Noch in der Nacht rücken Kripo-Beamte an, Experten der Kriminaltechnik untersuchen den Tatort auf mögliche Spuren, Fährtenhunde nehmen Witterung auf.
Gemkow bringt seine Familie in Sicherheit, macht die ganze Nacht kein Auge mehr zu. Seine für den Vormittag geplante Teilnahme an der gemeinsame Kabinettssitzung von Sachsen-Anhalt und Sachsen in Merseburg sagt er ab. „Er ist sehr gefasst, managt die Situation so gut es geht“, heißt es aus seinem Umfeld. Um 10.17 Uhr verschickt das Justizministerium ein schriftliches Statement von ihm. „Das ist ein Angriff auf den Rechtsstaat als Ganzes“, so Gemkow. „Der Rechtsstaat wird aber den längeren Atem haben als diejenigen, die ihn bekämpfen.“
Die Wohnung des Ministers ist vorläufig unbewohnbar.
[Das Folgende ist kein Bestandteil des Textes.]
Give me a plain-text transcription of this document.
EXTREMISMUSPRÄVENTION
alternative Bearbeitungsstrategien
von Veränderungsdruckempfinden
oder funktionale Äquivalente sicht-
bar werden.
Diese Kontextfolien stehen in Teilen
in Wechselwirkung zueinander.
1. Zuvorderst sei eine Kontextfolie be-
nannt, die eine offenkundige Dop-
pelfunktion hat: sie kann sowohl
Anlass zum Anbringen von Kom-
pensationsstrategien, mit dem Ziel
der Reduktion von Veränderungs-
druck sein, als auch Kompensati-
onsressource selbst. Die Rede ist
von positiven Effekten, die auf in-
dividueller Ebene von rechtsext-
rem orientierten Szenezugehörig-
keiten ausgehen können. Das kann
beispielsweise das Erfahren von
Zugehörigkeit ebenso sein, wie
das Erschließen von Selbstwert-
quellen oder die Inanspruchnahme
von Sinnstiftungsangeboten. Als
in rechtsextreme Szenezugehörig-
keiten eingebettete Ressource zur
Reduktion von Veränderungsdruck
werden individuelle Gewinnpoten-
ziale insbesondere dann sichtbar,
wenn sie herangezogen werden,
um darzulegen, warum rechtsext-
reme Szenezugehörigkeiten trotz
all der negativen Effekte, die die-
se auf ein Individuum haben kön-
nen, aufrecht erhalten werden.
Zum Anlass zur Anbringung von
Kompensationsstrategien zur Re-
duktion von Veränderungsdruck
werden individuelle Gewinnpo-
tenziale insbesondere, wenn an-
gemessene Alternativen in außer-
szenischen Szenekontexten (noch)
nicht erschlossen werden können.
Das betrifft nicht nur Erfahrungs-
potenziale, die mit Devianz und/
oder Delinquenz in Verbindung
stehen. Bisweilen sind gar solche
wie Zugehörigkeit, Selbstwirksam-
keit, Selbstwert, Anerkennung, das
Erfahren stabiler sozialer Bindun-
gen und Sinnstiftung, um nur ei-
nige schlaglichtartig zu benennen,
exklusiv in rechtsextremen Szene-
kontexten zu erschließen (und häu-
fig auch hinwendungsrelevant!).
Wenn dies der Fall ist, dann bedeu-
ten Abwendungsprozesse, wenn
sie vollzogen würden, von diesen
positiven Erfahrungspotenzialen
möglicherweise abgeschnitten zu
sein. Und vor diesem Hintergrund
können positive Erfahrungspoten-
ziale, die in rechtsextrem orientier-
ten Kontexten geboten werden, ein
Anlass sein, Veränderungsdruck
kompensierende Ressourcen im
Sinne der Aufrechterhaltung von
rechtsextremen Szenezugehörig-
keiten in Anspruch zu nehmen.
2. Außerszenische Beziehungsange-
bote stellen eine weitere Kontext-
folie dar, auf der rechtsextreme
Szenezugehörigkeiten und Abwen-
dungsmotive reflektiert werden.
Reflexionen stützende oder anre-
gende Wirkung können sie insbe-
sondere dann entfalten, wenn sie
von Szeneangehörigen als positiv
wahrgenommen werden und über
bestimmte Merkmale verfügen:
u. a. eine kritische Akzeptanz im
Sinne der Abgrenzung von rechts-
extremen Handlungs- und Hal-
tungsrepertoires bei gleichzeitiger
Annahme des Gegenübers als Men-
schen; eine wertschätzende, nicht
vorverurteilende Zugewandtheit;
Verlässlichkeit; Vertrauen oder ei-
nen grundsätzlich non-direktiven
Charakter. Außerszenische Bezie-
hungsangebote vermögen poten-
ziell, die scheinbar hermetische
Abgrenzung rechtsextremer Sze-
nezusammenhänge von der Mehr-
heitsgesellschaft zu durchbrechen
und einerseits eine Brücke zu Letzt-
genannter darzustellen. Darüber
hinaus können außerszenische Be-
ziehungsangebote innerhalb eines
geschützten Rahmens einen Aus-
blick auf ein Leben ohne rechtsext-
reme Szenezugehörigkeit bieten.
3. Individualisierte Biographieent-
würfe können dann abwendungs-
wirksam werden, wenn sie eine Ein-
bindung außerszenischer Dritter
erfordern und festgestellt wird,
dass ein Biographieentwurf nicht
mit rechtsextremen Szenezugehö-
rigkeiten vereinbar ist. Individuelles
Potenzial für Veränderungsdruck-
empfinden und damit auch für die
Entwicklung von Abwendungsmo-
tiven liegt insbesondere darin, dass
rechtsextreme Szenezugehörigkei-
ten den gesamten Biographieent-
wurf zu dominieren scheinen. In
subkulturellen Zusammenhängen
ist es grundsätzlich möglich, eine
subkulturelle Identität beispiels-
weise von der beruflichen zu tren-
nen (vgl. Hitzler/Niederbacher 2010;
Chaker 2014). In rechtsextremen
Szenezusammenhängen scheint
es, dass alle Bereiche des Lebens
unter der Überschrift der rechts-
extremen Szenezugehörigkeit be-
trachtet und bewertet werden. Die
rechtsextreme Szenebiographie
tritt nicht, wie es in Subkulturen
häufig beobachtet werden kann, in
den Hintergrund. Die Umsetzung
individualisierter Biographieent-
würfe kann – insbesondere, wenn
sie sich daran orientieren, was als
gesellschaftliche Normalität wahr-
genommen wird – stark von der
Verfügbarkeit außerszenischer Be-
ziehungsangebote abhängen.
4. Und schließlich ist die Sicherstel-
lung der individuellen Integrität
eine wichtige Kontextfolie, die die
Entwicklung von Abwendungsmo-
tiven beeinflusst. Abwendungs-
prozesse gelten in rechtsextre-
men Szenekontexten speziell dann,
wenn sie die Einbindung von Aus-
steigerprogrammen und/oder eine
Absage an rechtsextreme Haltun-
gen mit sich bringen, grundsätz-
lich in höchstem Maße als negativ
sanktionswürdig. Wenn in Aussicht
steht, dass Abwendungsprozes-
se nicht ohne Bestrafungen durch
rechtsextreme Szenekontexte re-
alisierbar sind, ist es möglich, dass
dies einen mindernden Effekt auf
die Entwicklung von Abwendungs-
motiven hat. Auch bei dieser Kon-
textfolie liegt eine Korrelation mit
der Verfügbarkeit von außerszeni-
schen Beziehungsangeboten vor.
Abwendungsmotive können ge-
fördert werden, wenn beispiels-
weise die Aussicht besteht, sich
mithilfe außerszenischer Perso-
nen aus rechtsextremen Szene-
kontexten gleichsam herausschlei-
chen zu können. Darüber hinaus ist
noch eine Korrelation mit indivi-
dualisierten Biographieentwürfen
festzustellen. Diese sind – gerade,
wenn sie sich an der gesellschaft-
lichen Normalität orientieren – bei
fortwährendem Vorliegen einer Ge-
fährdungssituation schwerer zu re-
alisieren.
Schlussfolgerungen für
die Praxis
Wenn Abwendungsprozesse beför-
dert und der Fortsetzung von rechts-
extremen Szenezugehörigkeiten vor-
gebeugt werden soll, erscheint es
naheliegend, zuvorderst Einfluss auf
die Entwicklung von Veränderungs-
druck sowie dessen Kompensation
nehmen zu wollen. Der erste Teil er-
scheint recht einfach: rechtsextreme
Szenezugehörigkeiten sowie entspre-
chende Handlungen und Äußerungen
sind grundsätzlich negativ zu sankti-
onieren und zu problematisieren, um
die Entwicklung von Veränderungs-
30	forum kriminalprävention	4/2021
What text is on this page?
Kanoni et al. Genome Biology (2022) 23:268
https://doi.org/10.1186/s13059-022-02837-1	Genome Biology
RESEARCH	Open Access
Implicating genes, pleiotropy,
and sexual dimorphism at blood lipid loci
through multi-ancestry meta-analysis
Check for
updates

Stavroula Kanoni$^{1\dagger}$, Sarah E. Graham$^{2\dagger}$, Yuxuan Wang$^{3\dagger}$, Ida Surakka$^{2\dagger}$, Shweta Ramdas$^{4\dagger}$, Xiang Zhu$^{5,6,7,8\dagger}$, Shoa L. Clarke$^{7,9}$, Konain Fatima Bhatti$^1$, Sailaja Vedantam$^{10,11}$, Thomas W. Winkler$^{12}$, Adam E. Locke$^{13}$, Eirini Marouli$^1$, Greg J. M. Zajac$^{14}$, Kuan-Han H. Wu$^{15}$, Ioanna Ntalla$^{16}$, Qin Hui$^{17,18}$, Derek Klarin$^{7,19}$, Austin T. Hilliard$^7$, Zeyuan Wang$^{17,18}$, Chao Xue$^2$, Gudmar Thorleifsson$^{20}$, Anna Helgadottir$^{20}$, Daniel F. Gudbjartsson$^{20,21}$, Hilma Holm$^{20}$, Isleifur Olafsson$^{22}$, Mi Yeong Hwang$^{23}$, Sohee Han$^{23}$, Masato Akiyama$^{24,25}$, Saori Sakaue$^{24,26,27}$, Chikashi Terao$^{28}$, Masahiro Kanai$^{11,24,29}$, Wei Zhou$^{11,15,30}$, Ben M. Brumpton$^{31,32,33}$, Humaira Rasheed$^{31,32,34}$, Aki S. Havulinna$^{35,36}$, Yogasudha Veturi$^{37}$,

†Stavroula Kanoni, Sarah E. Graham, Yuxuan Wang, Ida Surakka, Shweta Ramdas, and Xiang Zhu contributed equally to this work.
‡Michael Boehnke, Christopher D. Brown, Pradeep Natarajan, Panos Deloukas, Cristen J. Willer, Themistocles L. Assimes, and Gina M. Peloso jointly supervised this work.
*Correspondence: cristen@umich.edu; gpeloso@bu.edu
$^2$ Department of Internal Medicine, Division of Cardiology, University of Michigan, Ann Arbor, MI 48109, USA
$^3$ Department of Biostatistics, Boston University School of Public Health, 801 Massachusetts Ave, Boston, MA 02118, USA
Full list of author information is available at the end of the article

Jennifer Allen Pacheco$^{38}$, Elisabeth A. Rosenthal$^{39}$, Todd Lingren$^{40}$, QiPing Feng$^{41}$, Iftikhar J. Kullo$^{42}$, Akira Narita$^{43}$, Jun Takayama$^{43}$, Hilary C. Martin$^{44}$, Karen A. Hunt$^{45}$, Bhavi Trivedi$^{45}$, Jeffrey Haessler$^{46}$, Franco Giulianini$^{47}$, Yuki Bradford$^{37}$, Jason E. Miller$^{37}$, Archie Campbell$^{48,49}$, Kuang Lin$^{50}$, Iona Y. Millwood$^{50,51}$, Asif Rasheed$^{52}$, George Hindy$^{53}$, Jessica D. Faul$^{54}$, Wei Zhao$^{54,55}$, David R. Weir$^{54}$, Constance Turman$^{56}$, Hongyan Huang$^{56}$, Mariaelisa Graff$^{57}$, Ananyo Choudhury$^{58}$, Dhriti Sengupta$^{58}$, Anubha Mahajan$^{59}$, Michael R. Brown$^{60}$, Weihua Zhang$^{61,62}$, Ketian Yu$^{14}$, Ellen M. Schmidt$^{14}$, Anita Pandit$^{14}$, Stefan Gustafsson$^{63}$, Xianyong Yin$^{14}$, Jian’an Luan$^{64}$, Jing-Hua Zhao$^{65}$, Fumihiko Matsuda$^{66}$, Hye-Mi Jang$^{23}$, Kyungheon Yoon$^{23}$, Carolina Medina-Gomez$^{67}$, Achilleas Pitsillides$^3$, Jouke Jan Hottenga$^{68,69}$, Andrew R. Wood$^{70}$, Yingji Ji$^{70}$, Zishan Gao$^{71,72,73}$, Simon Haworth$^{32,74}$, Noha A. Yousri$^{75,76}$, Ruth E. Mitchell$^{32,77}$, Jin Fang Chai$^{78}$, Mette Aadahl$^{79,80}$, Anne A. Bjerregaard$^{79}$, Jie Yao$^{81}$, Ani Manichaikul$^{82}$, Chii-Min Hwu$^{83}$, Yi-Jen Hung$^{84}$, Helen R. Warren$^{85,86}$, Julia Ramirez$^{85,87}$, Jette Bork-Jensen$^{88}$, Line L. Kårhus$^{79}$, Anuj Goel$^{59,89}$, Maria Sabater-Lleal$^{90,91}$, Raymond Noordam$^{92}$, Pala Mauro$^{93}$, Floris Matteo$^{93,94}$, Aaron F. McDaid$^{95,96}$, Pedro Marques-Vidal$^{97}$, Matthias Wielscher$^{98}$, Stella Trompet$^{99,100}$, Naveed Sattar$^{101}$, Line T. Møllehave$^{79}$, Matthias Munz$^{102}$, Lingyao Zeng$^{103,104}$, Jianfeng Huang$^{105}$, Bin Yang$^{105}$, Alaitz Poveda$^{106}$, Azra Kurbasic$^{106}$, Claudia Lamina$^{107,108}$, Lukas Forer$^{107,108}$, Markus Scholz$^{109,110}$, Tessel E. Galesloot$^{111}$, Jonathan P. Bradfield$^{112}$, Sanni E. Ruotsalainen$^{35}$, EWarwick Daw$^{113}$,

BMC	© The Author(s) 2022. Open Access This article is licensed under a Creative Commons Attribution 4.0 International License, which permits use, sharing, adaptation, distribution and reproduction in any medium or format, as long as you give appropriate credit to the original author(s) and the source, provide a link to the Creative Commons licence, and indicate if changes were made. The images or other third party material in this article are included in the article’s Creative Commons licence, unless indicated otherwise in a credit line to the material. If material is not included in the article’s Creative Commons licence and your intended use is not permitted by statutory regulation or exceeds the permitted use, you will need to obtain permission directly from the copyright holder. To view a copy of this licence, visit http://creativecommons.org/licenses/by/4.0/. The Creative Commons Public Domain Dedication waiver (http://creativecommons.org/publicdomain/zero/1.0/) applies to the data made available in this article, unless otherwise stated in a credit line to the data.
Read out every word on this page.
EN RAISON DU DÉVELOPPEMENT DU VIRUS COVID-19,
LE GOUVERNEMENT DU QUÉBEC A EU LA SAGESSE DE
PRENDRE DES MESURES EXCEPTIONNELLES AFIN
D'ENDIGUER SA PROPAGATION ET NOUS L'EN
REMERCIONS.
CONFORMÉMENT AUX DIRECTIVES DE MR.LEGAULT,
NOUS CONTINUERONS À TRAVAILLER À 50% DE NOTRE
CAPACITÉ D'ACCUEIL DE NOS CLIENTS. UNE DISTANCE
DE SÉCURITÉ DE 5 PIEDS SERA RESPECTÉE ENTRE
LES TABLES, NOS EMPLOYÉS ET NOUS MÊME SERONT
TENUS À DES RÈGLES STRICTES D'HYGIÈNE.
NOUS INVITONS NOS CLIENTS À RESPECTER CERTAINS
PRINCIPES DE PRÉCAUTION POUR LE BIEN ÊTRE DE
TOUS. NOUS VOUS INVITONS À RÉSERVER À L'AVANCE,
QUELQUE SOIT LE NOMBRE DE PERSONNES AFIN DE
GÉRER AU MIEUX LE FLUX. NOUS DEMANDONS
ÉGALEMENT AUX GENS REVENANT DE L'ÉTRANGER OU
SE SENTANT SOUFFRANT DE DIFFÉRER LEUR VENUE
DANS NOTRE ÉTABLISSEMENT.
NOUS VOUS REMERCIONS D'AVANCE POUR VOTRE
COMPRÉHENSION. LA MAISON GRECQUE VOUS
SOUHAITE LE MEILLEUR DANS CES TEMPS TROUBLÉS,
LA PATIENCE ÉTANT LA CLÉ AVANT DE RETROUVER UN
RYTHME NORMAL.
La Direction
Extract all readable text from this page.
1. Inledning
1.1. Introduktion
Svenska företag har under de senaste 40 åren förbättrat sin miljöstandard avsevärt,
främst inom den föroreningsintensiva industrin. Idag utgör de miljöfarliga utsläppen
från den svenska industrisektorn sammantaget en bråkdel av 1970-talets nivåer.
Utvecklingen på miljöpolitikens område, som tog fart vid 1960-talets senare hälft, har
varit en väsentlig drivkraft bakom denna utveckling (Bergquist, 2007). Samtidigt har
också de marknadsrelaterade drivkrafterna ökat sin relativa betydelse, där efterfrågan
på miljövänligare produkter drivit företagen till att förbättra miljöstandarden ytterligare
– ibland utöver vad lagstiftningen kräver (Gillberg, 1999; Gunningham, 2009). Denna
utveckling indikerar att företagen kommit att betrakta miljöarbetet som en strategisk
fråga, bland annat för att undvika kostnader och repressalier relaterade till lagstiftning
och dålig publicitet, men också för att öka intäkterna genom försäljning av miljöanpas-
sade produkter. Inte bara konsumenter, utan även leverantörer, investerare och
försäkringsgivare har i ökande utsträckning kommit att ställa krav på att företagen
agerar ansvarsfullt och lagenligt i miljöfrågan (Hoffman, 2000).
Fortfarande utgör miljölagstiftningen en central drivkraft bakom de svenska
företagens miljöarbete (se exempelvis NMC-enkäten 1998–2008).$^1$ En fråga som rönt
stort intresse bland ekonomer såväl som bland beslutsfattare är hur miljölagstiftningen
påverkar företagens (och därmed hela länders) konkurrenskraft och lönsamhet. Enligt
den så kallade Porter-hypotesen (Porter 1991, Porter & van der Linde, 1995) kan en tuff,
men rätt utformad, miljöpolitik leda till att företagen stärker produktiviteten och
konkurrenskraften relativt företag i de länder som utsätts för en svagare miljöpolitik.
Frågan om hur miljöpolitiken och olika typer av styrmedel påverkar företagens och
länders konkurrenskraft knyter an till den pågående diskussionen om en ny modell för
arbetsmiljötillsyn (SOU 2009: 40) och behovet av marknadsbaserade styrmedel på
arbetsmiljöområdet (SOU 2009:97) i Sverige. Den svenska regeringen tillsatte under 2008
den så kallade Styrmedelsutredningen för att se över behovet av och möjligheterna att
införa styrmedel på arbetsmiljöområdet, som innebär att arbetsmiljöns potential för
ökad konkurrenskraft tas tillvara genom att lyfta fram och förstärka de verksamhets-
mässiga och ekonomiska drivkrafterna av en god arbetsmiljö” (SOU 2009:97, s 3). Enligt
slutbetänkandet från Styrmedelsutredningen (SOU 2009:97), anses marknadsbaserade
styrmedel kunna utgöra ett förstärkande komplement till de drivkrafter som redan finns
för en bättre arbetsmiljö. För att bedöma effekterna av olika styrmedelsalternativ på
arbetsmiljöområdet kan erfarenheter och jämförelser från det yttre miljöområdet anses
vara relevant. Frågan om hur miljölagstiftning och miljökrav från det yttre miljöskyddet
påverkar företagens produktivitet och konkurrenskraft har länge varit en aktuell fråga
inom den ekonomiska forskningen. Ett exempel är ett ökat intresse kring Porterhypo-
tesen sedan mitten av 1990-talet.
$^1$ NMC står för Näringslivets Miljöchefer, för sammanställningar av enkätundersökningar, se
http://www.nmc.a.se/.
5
Gegen Mittag kehrt Ehefrau Nadja (30) zurück, will noch einige Sachen holen. Sie hat den ein paar Monate alten Sohn auf dem Arm und wirkt sichtlich geschockt. „Die Kinder haben in der Nacht fest geschlafen“, sagt sie. Schwer zu beurteilen, wie viel sie von dem Angriff mit Pflastersteinen mitbekommen haben. Verletzt wurde zum Glück niemand, versichert auch die Polizei.
Mittlerweile hat das Operative Abwehrzentrum hat zur Aufklärung extremistischer Straftaten die Ermittlungen übernommen. Dass politisch motivierte Gewalttäter Gemkow im Visier haben, hielten Sicherheitskreise bisher offenbar für wenig wahrscheinlich. Intensiver Personenschutz wie bei einigen Ministerkollegen war für ihn nicht vorgesehen. Das Wohnhaus verfügt auch nicht über Videoüberwachung, was eine Fahndung nach den Tätern zusätzlich erschwerten dürfte. Wer auch immer es auf den gebürtigen Leipziger und seine Familie abgesehen hatte, musste auch nicht tagelang die Gewohnheiten seines Opfers ausspähen. Gemkow blieb auch nach seiner Ernennung zum Justizminister im November 2014 seiner Heimatstadt treu und kehrte fast jeden Abend zu seiner Familie heim. Die Täter konnten sich also ziemlich sicher sein, ihn ausgerechnet dort zu treffen, wo es am schlimmsten ist: In seinem ganz privaten Rückzugsort.